Herald rating: * * *
Address: Quay & Albert corner, Downtown
Phone: (09) 379 2377 www.ariake.co.nz Open: Mon-Sat, lunch and dinner
Cuisine: Japanese
From the menu: Tuna sashimi $20 / 7 pieces; Seasonal vegetables, ground sesame seed dressing $6; Grilled fresh seafood with two dipping sauces $30; Suki-yaki $35 per person
Vegetarian: A-plenty
Wine: Limited; Japanese options
KEY POINTS:
The Japanese Culinary Academy has established the goal of setting a global standard for Japanese cuisine around the world. There's surging global interest in Japanese food but criticism from the Government about a lack of authenticity of restaurants" - NEWS
Suzuki hated hotels. You could never tell whether you'd woken up in Honolulu, Paris or ... or Tokyo. He checked his phone. It was Auckland.

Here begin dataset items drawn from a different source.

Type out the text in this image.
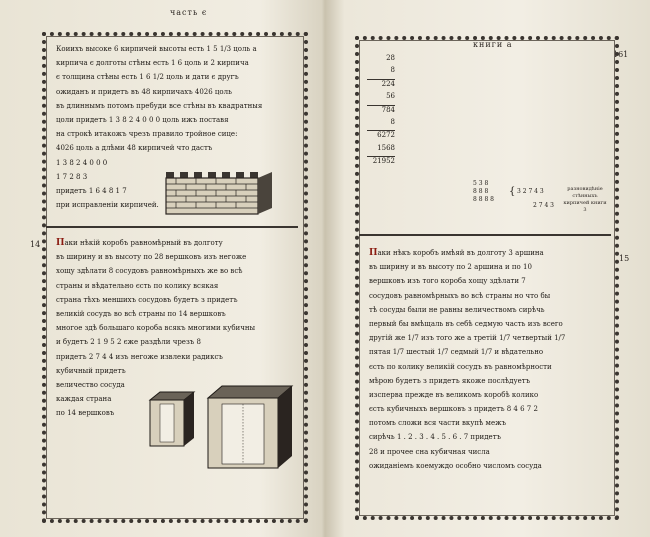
часть є
14
Коиихъ высоке 6 кирпичей высоты есть 1 5 1/3 цоль а
кирпича є долготы стѣны есть 1 6 цоль и 2 кирпича
є толщина стѣны есть 1 6 1/2 цоль и дати є другъ
ожиданъ и придетъ въ 48 кирпичахъ 4026 цоль
въ длиннымъ потомъ пребуди все стѣны въ квадратныя
цоли придетъ 1 3 8 2 4 0 0 0 цоль ижъ поставя
на строкѣ итакожъ чрезъ правило тройное сице:
4026 цоль а длѣми 48 кирпичей что дастъ
1 3 8 2 4 0 0 0
1 7 2 8 3
придетъ 1 6 4 8 1 7
при исправленіи кирпичей.
Паки нѣкій коробъ равномѣрный въ долготу
въ ширину и въ высоту по 28 вершковъ изъ негоже
хощу здѣлати 8 сосудовъ равномѣрныхъ же во всѣ
страны и вѣдательно єсть по колику всякая
страна тѣхъ меншихъ сосудовъ будетъ з придетъ
великій сосудъ во всѣ страны по 14 вершковъ
многое здѣ большаго короба всякъ многими кубичны
и будетъ 2 1 9 5 2 єже раздѣли чрезъ 8
придетъ 2 7 4 4 изъ негоже извлеки радиксъ
кубичный придетъ
величество сосуда
каждая страна
по 14 вершковъ
книги а
161
15
28
8
224
56
784
8
6272
1568
21952
5 3 8
8 8 8
8 8 8 8
{ 3 2 7 4 3
2 7 4 3
разновидѣніе стѣнныхъ кирпичей книги 3
Паки нѣкъ коробъ имѣяй въ долготу 3 аршина
въ ширину и въ высоту по 2 аршина и по 10
вершковъ изъ того короба хощу здѣлати 7
сосудовъ равномѣрныхъ во всѣ страны но что бы
тѣ сосуды были не равны величествомъ сирѣчь
первый бы вмѣщаль въ себѣ седмую часть изъ всего
другій же 1/7 изъ того же а третій 1/7 четвертый 1/7
пятая 1/7 шестый 1/7 седмый 1/7 и вѣдательно
єсть по колику великій сосудъ въ равномѣрности
мѣрою будетъ з придетъ якоже послѣдуетъ
изсперва прежде въ великомъ коробѣ колико
єсть кубичныхъ вершковъ з придетъ 8 4 6 7 2
потомъ сложи вся части вкупѣ межъ
сирѣчь 1 . 2 . 3 . 4 . 5 . 6 . 7 придетъ
28 и прочее сна кубичная числа
ожиданіемъ коемуждо особно числомъ сосуда
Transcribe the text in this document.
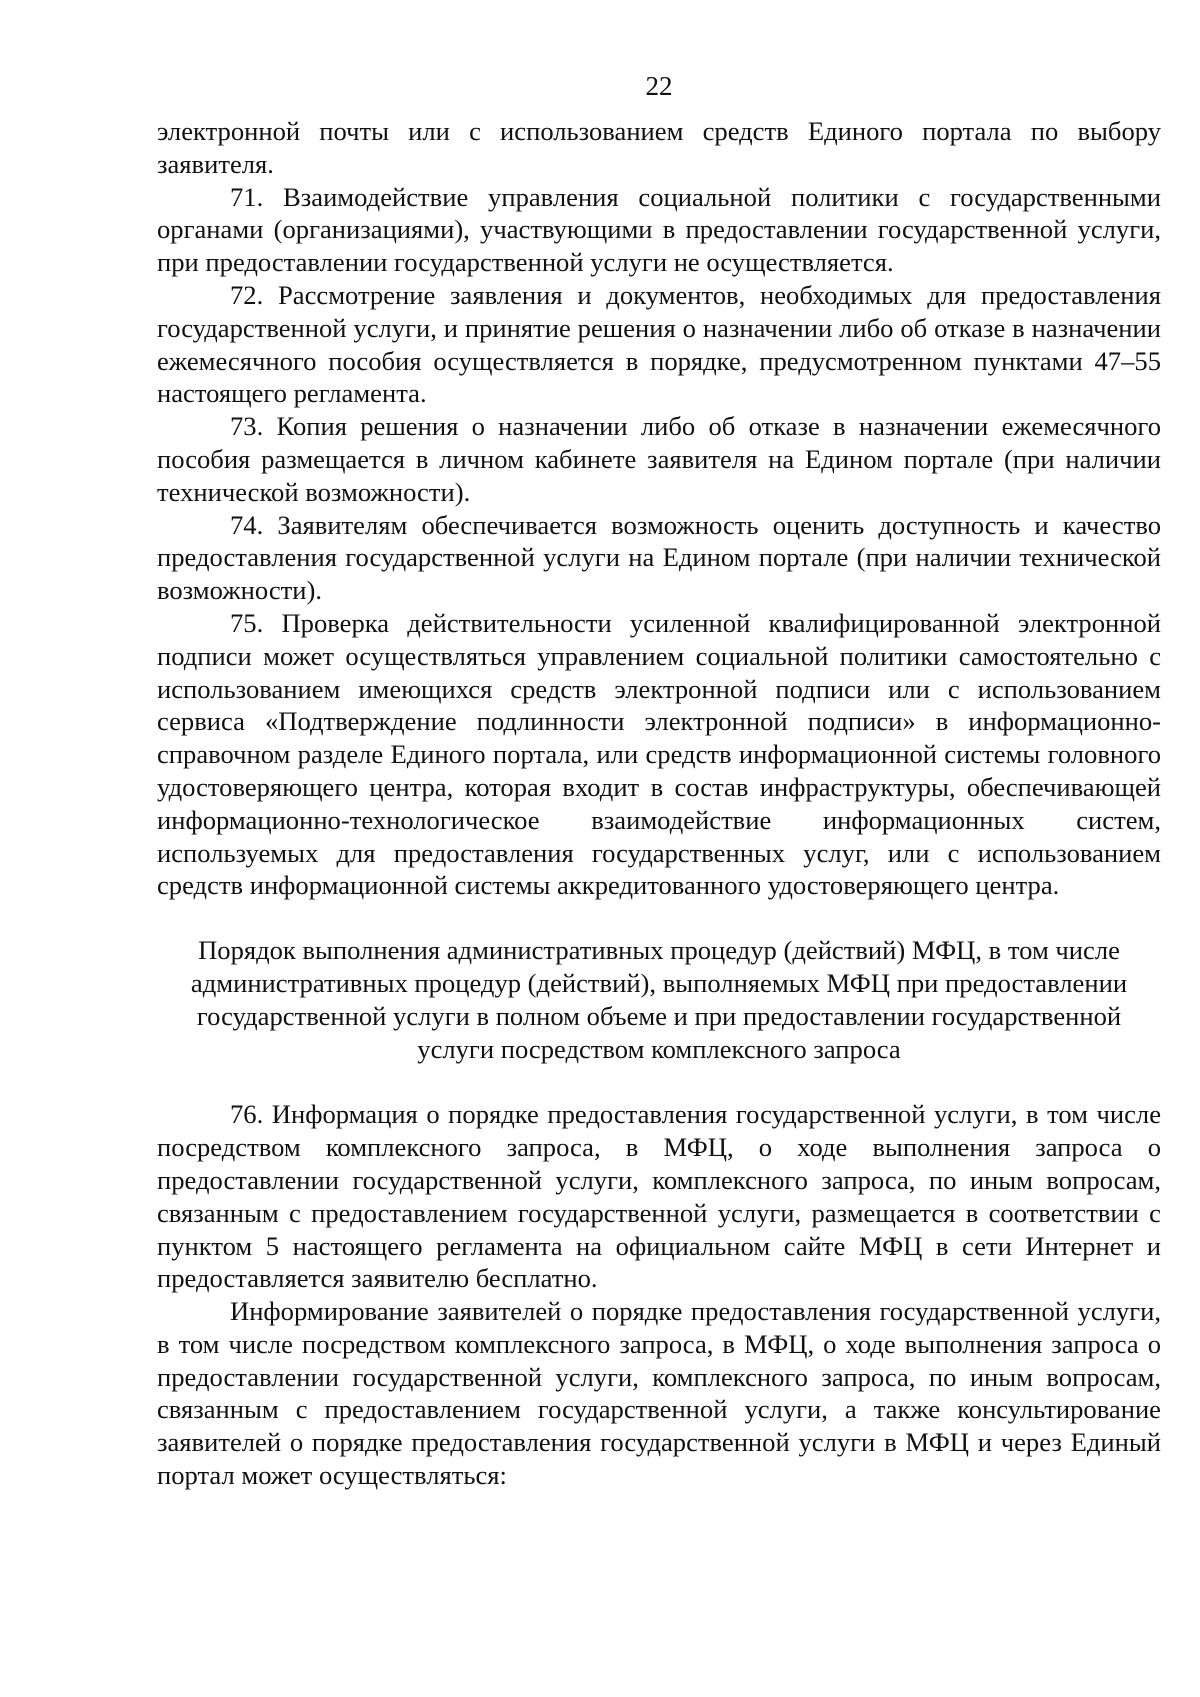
22

электронной почты или с использованием средств Единого портала по выбору заявителя.

71. Взаимодействие управления социальной политики с государственными органами (организациями), участвующими в предоставлении государственной услуги, при предоставлении государственной услуги не осуществляется.

72. Рассмотрение заявления и документов, необходимых для предоставления государственной услуги, и принятие решения о назначении либо об отказе в назначении ежемесячного пособия осуществляется в порядке, предусмотренном пунктами 47–55 настоящего регламента.

73. Копия решения о назначении либо об отказе в назначении ежемесячного пособия размещается в личном кабинете заявителя на Едином портале (при наличии технической возможности).

74. Заявителям обеспечивается возможность оценить доступность и качество предоставления государственной услуги на Едином портале (при наличии технической возможности).

75. Проверка действительности усиленной квалифицированной электронной подписи может осуществляться управлением социальной политики самостоятельно с использованием имеющихся средств электронной подписи или с использованием сервиса «Подтверждение подлинности электронной подписи» в информационно-справочном разделе Единого портала, или средств информационной системы головного удостоверяющего центра, которая входит в состав инфраструктуры, обеспечивающей информационно-технологическое взаимодействие информационных систем, используемых для предоставления государственных услуг, или с использованием средств информационной системы аккредитованного удостоверяющего центра.

Порядок выполнения административных процедур (действий) МФЦ, в том числе
административных процедур (действий), выполняемых МФЦ при предоставлении
государственной услуги в полном объеме и при предоставлении государственной
услуги посредством комплексного запроса

76. Информация о порядке предоставления государственной услуги, в том числе посредством комплексного запроса, в МФЦ, о ходе выполнения запроса о предоставлении государственной услуги, комплексного запроса, по иным вопросам, связанным с предоставлением государственной услуги, размещается в соответствии с пунктом 5 настоящего регламента на официальном сайте МФЦ в сети Интернет и предоставляется заявителю бесплатно.

Информирование заявителей о порядке предоставления государственной услуги, в том числе посредством комплексного запроса, в МФЦ, о ходе выполнения запроса о предоставлении государственной услуги, комплексного запроса, по иным вопросам, связанным с предоставлением государственной услуги, а также консультирование заявителей о порядке предоставления государственной услуги в МФЦ и через Единый портал может осуществляться:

Another day, another restaurant. He would have to determine whether the food was authentically Japanese. According to the government definition. He'd been happy as a beat cop, never wanted to join the SWAT team. But someone had to travel the world and check whether restaurants claiming to be "authentically Japanese" were. That was what the Sushi Wasabi And Teppanyaki Team was all about.
And he had to train a newbie. Constable Toyota had replaced Mitsubishi, chopped after the San Francisco mission, when she'd reported that a California roll was authentic.
Tonight's inspection seemed a no-brainer. Ariake, established in 1980, was almost certainly the first Japanese restaurant in Auckland. Still proud of its traditions: the wooden slatted windows, waitresses in kimonos, male staff in white collars and black ties, crayfish awaiting their fate in aquaria.
The SWAT pair sat near a local couple and Suzuki motioned Toyota to check out their opinions. The woman began with sashimi. She found it adequate but no better than many around the city these days. The woman said, "When so many restaurants do good sushi and sashimi, it has to be exceptional to justify higher prices, and this was not." Both enjoyed a little dish of pickled vegetables and edamame.
The couple's mains arrived. The man had ordered flounder, crumbed and deep-fried, fillets rolled into croquettes with cheese, its skeleton on the side of the plate. Toyota heard him say it was "too heavy on the coating, too bland on the cheese, hard to tell it was flounder". He said it was just as well the kitchen had left the body on the plate so he - or the fish - could remember what it had been in life.
The woman was enjoying a large bowl of steamed shellfish, though the sticky rice bowl was, Toyota reported, "too sticky, too heavy, not enough plum".
I wonder if they know authentic Japanese food, as defined by the culinary institute, Suzuki asked his partner. "I think they like it," Toyota replied. "The man has been to this restaurant before. He thinks that this time, the staff are not as helpful in explaining the menu and how to put the various dishes together.
"They see it as rather old-fashioned and a little tired. They are saying that the contemporary restaurants are presenting much more interesting, lighter food that is better suited to their New Zealand palate."
Suzuki grunted. They would not be happy in Tokyo. How was he going to explain it to the Diet?